Dolayısıyla TSK'nın toplumsal dengeler içinde gücüne güç katmasıyla AKP'nin de şahinleşmesi ne bir tesadüf ne de kazadır; verili dinamiğin bir sunucudur.
ABD'nin listesinde şimdi İran var. Türkiye de buna ortak olmak istiyor. ABD'nin Şiilerin Körfez petrolleri üzerindeki etkinliğini kırma hedefi ile Türkiye'nin bölgeye yönelik emelleri İran'ın zayıflatılmasını gerekli kılıyor.

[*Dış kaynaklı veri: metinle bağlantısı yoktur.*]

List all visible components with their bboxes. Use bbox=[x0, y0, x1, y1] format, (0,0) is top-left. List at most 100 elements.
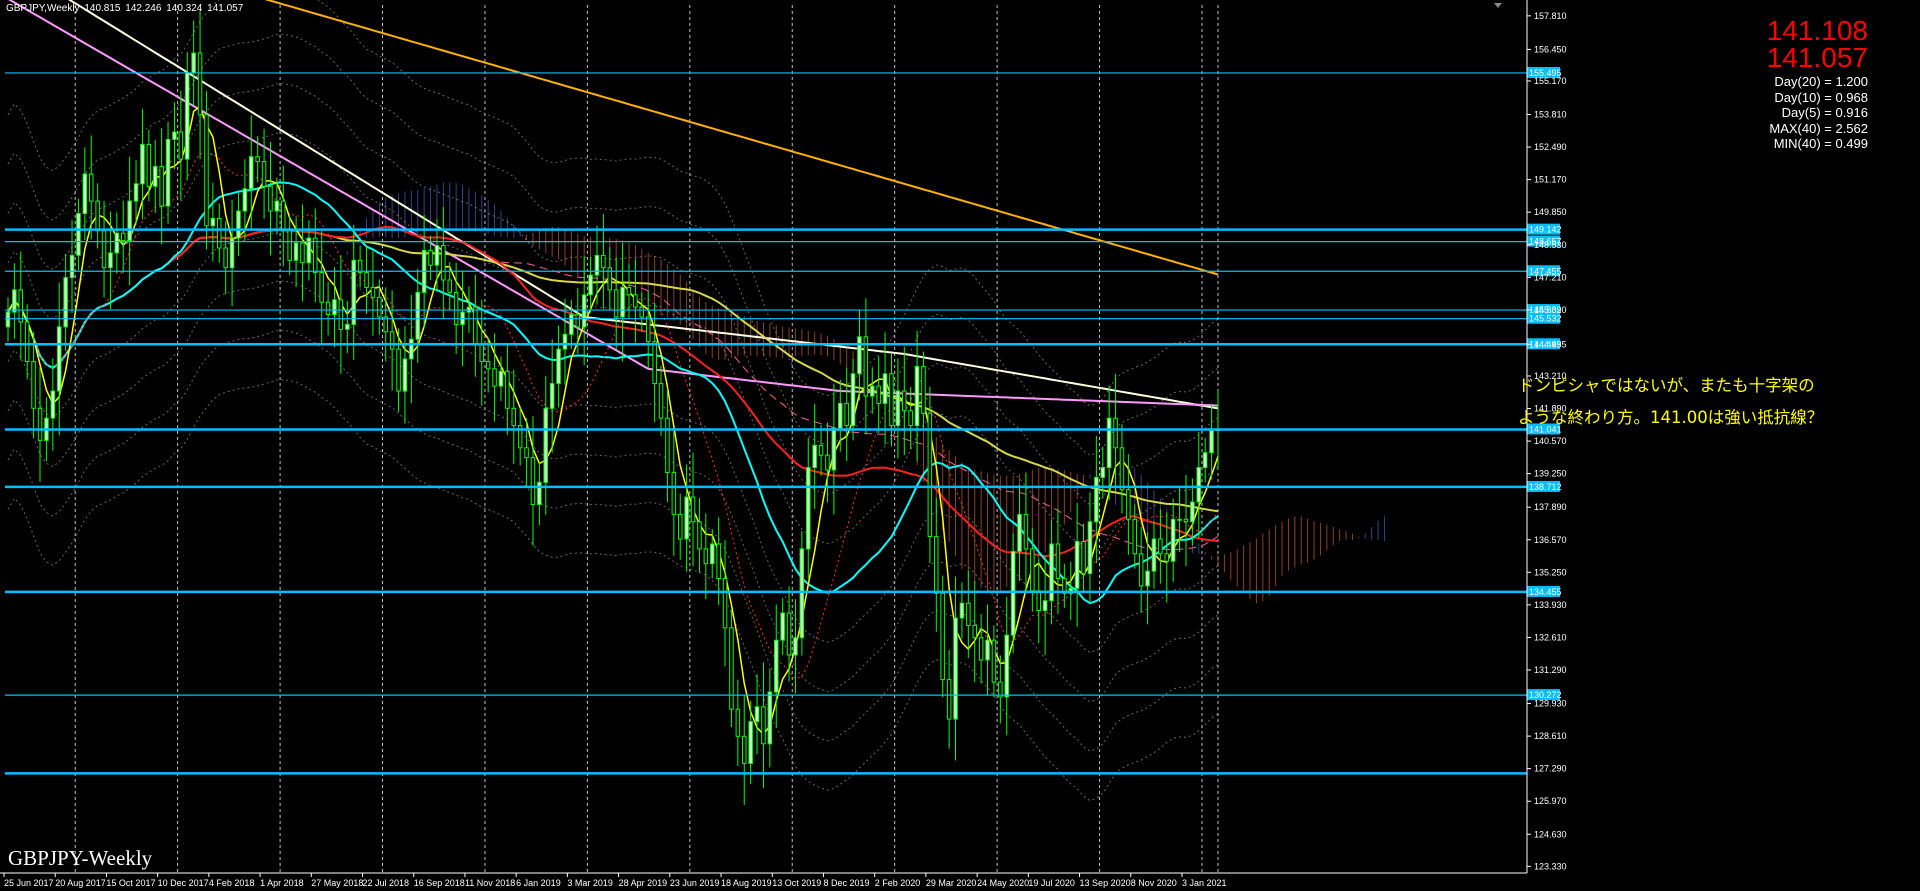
candle-body bbox=[191, 52, 196, 74]
candle-body bbox=[1183, 518, 1189, 523]
candle-body bbox=[108, 252, 113, 269]
stat-max40: MAX(40) = 2.562 bbox=[1769, 120, 1868, 136]
candle-body bbox=[793, 637, 798, 656]
y-tick-label: 153.810 bbox=[1534, 110, 1567, 120]
candle-body bbox=[767, 691, 773, 745]
candle-body bbox=[1010, 550, 1016, 636]
level-price-label: 145.532 bbox=[1529, 314, 1562, 324]
candle-body bbox=[165, 138, 171, 207]
candle-body bbox=[774, 639, 779, 693]
y-tick-label: 144.495 bbox=[1534, 339, 1567, 349]
candle-body bbox=[377, 296, 382, 318]
candle-body bbox=[121, 232, 126, 242]
candle-body bbox=[415, 291, 420, 340]
x-tick-label: 8 Dec 2019 bbox=[823, 878, 869, 888]
candle-body bbox=[863, 336, 869, 397]
candle-body bbox=[364, 272, 369, 288]
candle-body bbox=[908, 410, 913, 427]
candle-body bbox=[524, 447, 529, 459]
candle-body bbox=[1119, 447, 1125, 491]
candle-body bbox=[678, 513, 683, 540]
chart-header: GBPJPY,Weekly 140.815 142.246 140.324 14… bbox=[6, 3, 245, 14]
x-tick-label: 3 Mar 2019 bbox=[567, 878, 613, 888]
candle-body bbox=[652, 341, 657, 385]
candle-body bbox=[1190, 501, 1195, 523]
candle-body bbox=[37, 407, 43, 441]
candle-body bbox=[293, 242, 299, 261]
candle-body bbox=[729, 627, 734, 710]
candle-body bbox=[63, 277, 68, 328]
candle-body bbox=[178, 131, 184, 160]
candle-body bbox=[838, 402, 843, 429]
candle-body bbox=[255, 156, 260, 163]
y-tick-label: 149.850 bbox=[1534, 207, 1567, 217]
candlestick-chart: 155.495149.142148.657147.455145.882145.5… bbox=[0, 0, 1920, 891]
candle-body bbox=[735, 708, 741, 737]
y-tick-label: 147.210 bbox=[1534, 272, 1567, 282]
candle-body bbox=[1164, 553, 1169, 562]
candle-body bbox=[902, 390, 907, 412]
x-tick-label: 24 May 2020 bbox=[977, 878, 1029, 888]
y-tick-label: 124.630 bbox=[1534, 829, 1567, 839]
candle-body bbox=[453, 291, 459, 325]
candle-body bbox=[338, 299, 344, 330]
candle-body bbox=[1017, 513, 1022, 552]
candle-body bbox=[229, 237, 235, 269]
y-tick-label: 145.890 bbox=[1534, 305, 1567, 315]
x-tick-label: 4 Feb 2018 bbox=[209, 878, 255, 888]
x-tick-label: 19 Jul 2020 bbox=[1028, 878, 1075, 888]
candle-body bbox=[492, 368, 497, 387]
candle-body bbox=[18, 289, 23, 323]
x-tick-label: 13 Sep 2020 bbox=[1080, 878, 1131, 888]
candle-body bbox=[1209, 430, 1214, 454]
candle-body bbox=[1106, 417, 1112, 469]
candle-body bbox=[1158, 538, 1163, 555]
candle-body bbox=[633, 294, 638, 308]
candle-body bbox=[1055, 543, 1061, 579]
y-tick-label: 132.610 bbox=[1534, 632, 1567, 642]
candle-body bbox=[761, 706, 766, 745]
y-tick-label: 139.250 bbox=[1534, 469, 1567, 479]
candle-body bbox=[101, 230, 107, 269]
candle-body bbox=[12, 289, 17, 313]
candle-body bbox=[505, 370, 510, 409]
y-tick-label: 135.250 bbox=[1534, 567, 1567, 577]
ohlc-high: 142.246 bbox=[125, 3, 162, 14]
x-tick-label: 28 Apr 2019 bbox=[619, 878, 668, 888]
y-tick-label: 148.530 bbox=[1534, 240, 1567, 250]
candle-body bbox=[498, 370, 504, 387]
candle-body bbox=[1004, 634, 1009, 698]
candle-body bbox=[1145, 570, 1150, 587]
candle-body bbox=[581, 294, 587, 328]
candle-body bbox=[620, 286, 625, 318]
candle-body bbox=[242, 188, 248, 212]
candle-body bbox=[562, 333, 568, 350]
y-tick-label: 123.330 bbox=[1534, 861, 1567, 871]
candle-body bbox=[5, 311, 11, 328]
candle-body bbox=[914, 365, 920, 427]
symbol-label: GBPJPY,Weekly bbox=[6, 3, 80, 14]
candle-body bbox=[82, 173, 88, 214]
candle-body bbox=[671, 471, 677, 515]
y-tick-label: 156.450 bbox=[1534, 44, 1567, 54]
candle-body bbox=[921, 365, 926, 414]
candle-body bbox=[895, 390, 901, 426]
candle-body bbox=[710, 543, 715, 565]
candle-body bbox=[543, 407, 548, 483]
candle-body bbox=[703, 548, 709, 565]
candle-body bbox=[927, 412, 933, 538]
candle-body bbox=[261, 161, 267, 187]
candle-body bbox=[300, 242, 305, 264]
candle-body bbox=[389, 331, 395, 350]
candle-body bbox=[966, 602, 971, 626]
level-price-label: 138.712 bbox=[1529, 482, 1562, 492]
candle-body bbox=[665, 417, 670, 474]
candle-body bbox=[953, 617, 958, 720]
candle-body bbox=[530, 457, 536, 506]
candle-body bbox=[786, 612, 792, 656]
candle-body bbox=[370, 286, 376, 298]
candle-body bbox=[684, 496, 689, 540]
x-tick-label: 27 May 2018 bbox=[311, 878, 363, 888]
candle-body bbox=[934, 536, 939, 594]
candle-body bbox=[1126, 489, 1131, 520]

Sınırlara KKK Büyükanıt liderliğinde 250 bin asker yığılması İran saldırısına da hazırlıktır.
Bush'un 'terörizme karşı mücadele' senaryosunun burada da sahnelenmesi toplumu bu maceraya ikna etme politikasıdır. İkna politikalarının Kürtlere yönelik saldırgan ve provakatif yönü son derece acı ve gerçektir.
İran'a saldırı hazırlıklarının dışında bir başka etken söz konusudur. Türkiye egemenleri açısından 'siyasi çözüm' Güneydoğu bölgesinin bol devlet teşvikli yatırımlarla hiçbir emek hakkının girmediği kayıt dışı dev bir serbest ticaret bölgesi dönüştürülmesini hedef-liyor, yani neo-liberal bir dönüşüm içeriyor. Bu da ancak Kürt halkını tümüyle örgütsüzleştirerek sağlanabilir. İsrail, Filistinlilerin etrafında dev bir duvar örüyor, Türkiye de Kürt bölgelerini ucuz emek kamplarına dönüştürmeyi hedefliyor.
Bütün dünyada olduğu gibi savaş ve neo-liberalizm birlikte işletiliyor. Bir tür çözüme suskunluk ve köleleşme ile ulaşılacağı iddia ediliyor. Yine kendi yarattıkları sorunlara kendi çözümlerini dayatıyorlar. Bu eğilimden 'adil ve onurlu bir çözüm' çıkmaz, Türk ve Kürtler birlikte kaybeder, birlikte örgütsüzleşir, birlikte yoksullaşır.
Toplumsal muhalefet içinde bir kesim AB refahı ve demokrasisi hülyasına kapılıp gitti, son gelişmeleri de "kaza" diye yorumluyor ve PKK'nin silah bırakmasıyla durumun normalleşeceğini sanıyor.
Halbuki küresel düzeyde 11 Eylül 2001 sonrası gelişmeler "kaza" değildir. Asıl sorun ve tehlike nasıl ki İslamcı terör, kitle imha silahları, İran'ın nükleer kapasitesi değilse, Türkiye'de de PKK değildir. Asıl sorun Türkiye'nin BOP çerçevesinde bölgeye karşı bir vurucu ve lider güç haline gelmek istemesidir. Bu da uzun vadeli bir projedir. Bugün "normalleşme" arayışları bizi atalete iter. ABD ve BOP yenilgiye uğratılmalı, Bush-Büyükanıt-Erdoğan şer iffifakı bozulmalıdır. BOP başarılı olursa bütün bölge halklarının kanlı yenilgisinin adı "normalleşme" olacaktır.
Toplumsal muhalefet, egemenlerin Türk ve Kürtleri terörize etme, sindirme hedefini boşa çıkartarak yeni bir mücadele evresine hızla girmelidir. Bugün 'kardeşime dokunma' demeden dayak yemeyi, soyulup soğana çevrilmeyi, emperyalist çıkarlar için İran'a, Suriye'ye ölüme gönderilmeyi önleyemeyiz. Egemenlerin açtığı ve yenilgiye uğratılabilecekleri cephe budur. Savaşa ve imha politikalarına, arka planda işletilen neo-liberal yoksullaşmaya karşı mücadeleye!

 

Akan kanı demokratik çözüm durdurur

Çiğdem Özbaş, DTP İstanbul İl Yöneticisi Lezgin Örnek ile Diyarbakır olayları ve gelişmeler üzerine görüştü.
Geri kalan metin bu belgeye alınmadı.